4. Those skills I take for granted are often those for which I am praised, admired and loved. I do a lot of things differently than others. For a long time I felt like those were hindrances or signs of my worthlessness and inferiority, because honestly, who reads at least eight books a week and memorizes whole chunks of game mechanics, canon and material for fun? And who answers emails within minutes of their transmission to the depths I do? These are not the skills typically found in people. These are skills I just sort of assumed everyone has, because when I was developing them (read: young), it was no big deal that in elementary school I was reading so much or that in junior high I was writing speeches for people and working on college-level material. While this did create a blindspot for me that I'm occasionally smacking into (you mean you can't describe the whole day in first grade where your teacher explained how to spell the word 'miniature'? Or that you don't remember what you wore the day you stood in a foreign airport and had a hot coed blow smoke in your face almost twenty years ago?) - Those are not the skills of the cave troll of Moria, Frodo, these are the skills that I can contribute and offer to those around me. Realizing I actually have the ability to matter to others has been huge.
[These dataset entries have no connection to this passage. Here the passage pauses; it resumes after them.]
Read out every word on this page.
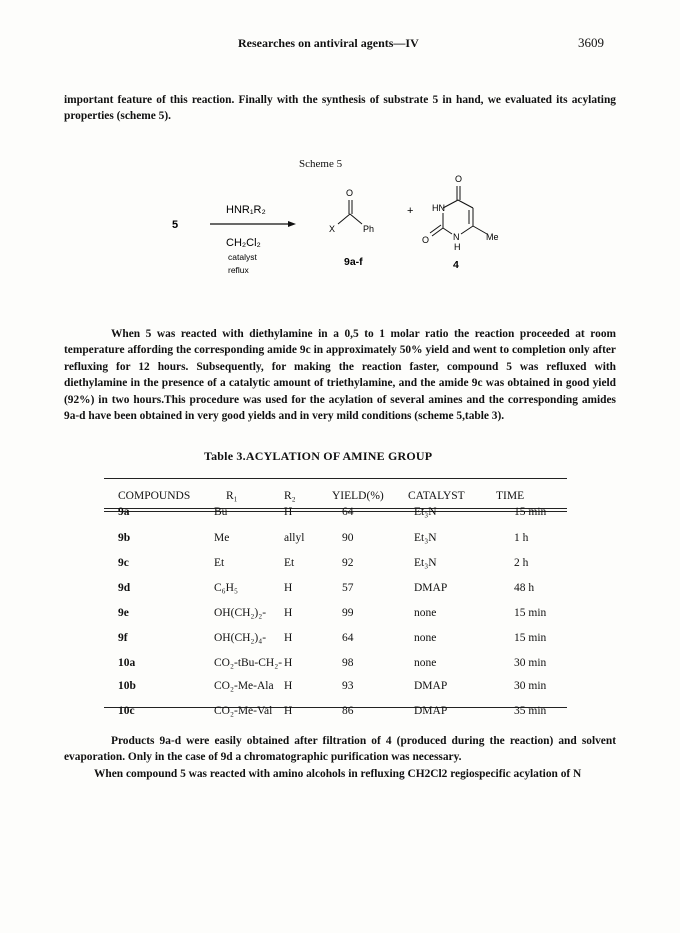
Researches on antiviral agents—IV	3609
important feature of this reaction. Finally with the synthesis of substrate 5 in hand, we evaluated its acylating
properties (scheme 5).
Scheme 5
5
HNR₁R₂
CH₂Cl₂
catalyst
reflux
O
X	Ph
9a-f
+
O
HN
O	N
H
Me
4
When 5 was reacted with diethylamine in a 0,5 to 1 molar ratio the reaction proceeded at room
temperature affording the corresponding amide 9c in approximately 50% yield and went to completion only after
refluxing for 12 hours. Subsequently, for making the reaction faster, compound 5 was refluxed with
diethylamine in the presence of a catalytic amount of triethylamine, and the amide 9c was obtained in good yield
(92%) in two hours.This procedure was used for the acylation of several amines and the corresponding amides
9a-d have been obtained in very good yields and in very mild conditions (scheme 5,table 3).
Table 3.ACYLATION OF AMINE GROUP
COMPOUNDS	R₁	R₂	YIELD(%) CATALYST	TIME
9a	Bu	H	64	Et₃N	15 min
9b	Me	allyl	90	Et₃N	1 h
9c	Et	Et	92	Et₃N	2 h
9d	C₆H₅	H	57	DMAP	48 h
9e	OH(CH₂)₂- H	99	none	15 min
9f	OH(CH₂)₄- H	64	none	15 min
10a	CO₂-tBu-CH₂- H	98	none	30 min
10b	CO₂-Me-Ala H	93	DMAP	30 min
10c	CO₂-Me-Val H	86	DMAP	35 min
Products 9a-d were easily obtained after filtration of 4 (produced during the reaction) and solvent
evaporation. Only in the case of 9d a chromatographic purification was necessary.
When compound 5 was reacted with amino alcohols in refluxing CH2Cl2 regiospecific acylation of N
5. I get listened to. For much of my life, professional and otherwise, either because of my tone or whatever, I didn't think that what I say mattered. I'd make recommendations or give advice or write out reports and messages and then see the material totally ignored. But lately, and this is probably because I'm talking to/with a better class of people and working in ways that are positive and healthful, I'm getting listened to. I have actual evidence that what I'm saying translates into real-world stuff. Whether that's a project taking shape based on my ideas or having my contributions to a Google document not just get deleted out...I thrill at seeing things I say actually mattering to other people to the point where something positive comes out of it.

6. It's not about boundaries, it's about budget. I once got told I have trouble building boundaries, that I don't appropriate separate or afford things adequate distance. But they I also got told that I keep too distant from things, too objective and too cold. It's hard to rectify that. Instead, what I did, because I am forever finding new routes between Point A and Point B, was look at the problem from a management issue - am I giving issue 1/issue 2 enough time or too much time? Are there tools I can use to make this more concrete? It turns out that given enough material and a good objective, I can manage a lot and do a lot effectively. This isn't me bragging, because I'm NOT saying I can do more than you can, this is me saying that I don't have a problem with boundaries. I have a problem with budgeting time and staying motivated and interested. Do you know why it's been less of a problem lately? Because I'm doing more things that actually interest me. It's quite cool.

I've learned a lot in the last five weeks. I look forward to what the next five teach me.

Happy writing.

2 comments:

  1. Just a quick note to say I've been enjoying your posts and feel more informed because of them.